Friday, November 9, 2018

Courage by Barbara Binns

After their father died T'Shawn's older brother Lamont took his place as T'Shawn's biggest influence.  All that changed when Lamont became the leader of a local gang and left home, eventually ending up pointing a gun at T'Shawn.  Now T is happy to have Lamont out of his life and is looking forward to joining a local diving team.  The life he is trying to live comes crashing down when his mother tells him Lamont is getting out of prison early and will be moving back home with them.  

For the first three quarters of this book I was absolutely sure that I would be using it with one or more reading programs in the upcoming year.  I'm sure you can see what I'm going from there...  But before we get to the part I didn't like, let me talk about what was so great. 

This book captures so much of the atmosphere of more mature stories about gangs or families dealing with incarceration but in a totally appropriate younger middle school way.  My sixth and seventh graders are handling some of the same issues addressed in books like THUG or Long Way Down but they aren't always ready for those edgier stories.  Courage is something I could put on a required reading list without hesitation. 

T'Shawn is a great character, so wonderfully drawn.  He was crushed by Lamont's gang activity and by the fact that he apparently chose his gang friends over T.  Now he is doing what he thinks is necessary to protect himself and his family, including trying to get him to violate his parole.  He also doesn't hesitate to speak up for himself and others when he observes racism which he faces both at school and in his neighborhood.  But Binns does a great job weaving those incidents into the story smoothly without it being an obvious lesson we're supposed to learn, even though we can learn from them.  T's eventual return to giving Lamont a chance comes about naturally with setbacks along the way.
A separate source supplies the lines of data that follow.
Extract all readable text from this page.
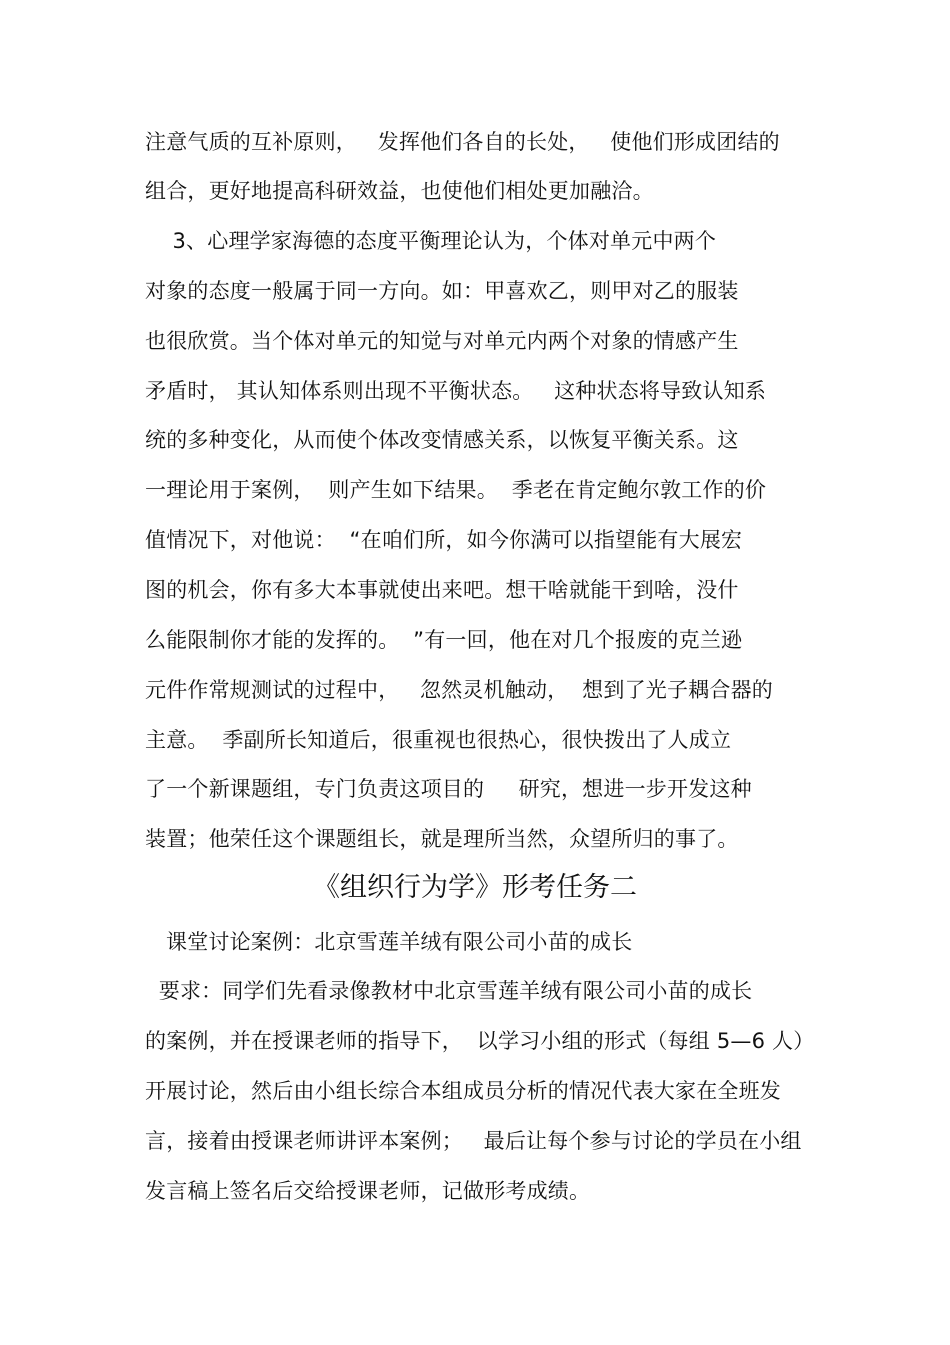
注意气质的互补原则，   发挥他们各自的长处，   使他们形成团结的
组合，更好地提高科研效益，也使他们相处更加融洽。
3、心理学家海德的态度平衡理论认为，个体对单元中两个
对象的态度一般属于同一方向。如：甲喜欢乙，则甲对乙的服装
也很欣赏。当个体对单元的知觉与对单元内两个对象的情感产生
矛盾时， 其认知体系则出现不平衡状态。   这种状态将导致认知系
统的多种变化，从而使个体改变情感关系，以恢复平衡关系。这
一理论用于案例，  则产生如下结果。  季老在肯定鲍尔敦工作的价
值情况下，对他说：  “在咱们所，如今你满可以指望能有大展宏
图的机会，你有多大本事就使出来吧。想干啥就能干到啥，没什
么能限制你才能的发挥的。  ”有一回，他在对几个报废的克兰逊
元件作常规测试的过程中，   忽然灵机触动，  想到了光子耦合器的
主意。  季副所长知道后，很重视也很热心，很快拨出了人成立
了一个新课题组，专门负责这项目的     研究，想进一步开发这种
装置；他荣任这个课题组长，就是理所当然，众望所归的事了。
《组织行为学》形考任务二
课堂讨论案例：北京雪莲羊绒有限公司小苗的成长
要求：同学们先看录像教材中北京雪莲羊绒有限公司小苗的成长
的案例，并在授课老师的指导下，  以学习小组的形式（每组 5—6 人）
开展讨论，然后由小组长综合本组成员分析的情况代表大家在全班发
言，接着由授课老师讲评本案例；   最后让每个参与讨论的学员在小组
发言稿上签名后交给授课老师，记做形考成绩。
So what lost me?  The last quarter of the book felt so much more obvious and forced than the story up to that point.  The nuances left and too many issues were pushed in.  T's coach became a caricature and I didn't see any realistic motivation for the revelations from Lamont's girlfriend.  If the story were tidied up and finished with the skill with which it began, this would be something I would recommend all the time.  I'll still booktalk it, but I didn't love it as much as I thought I would.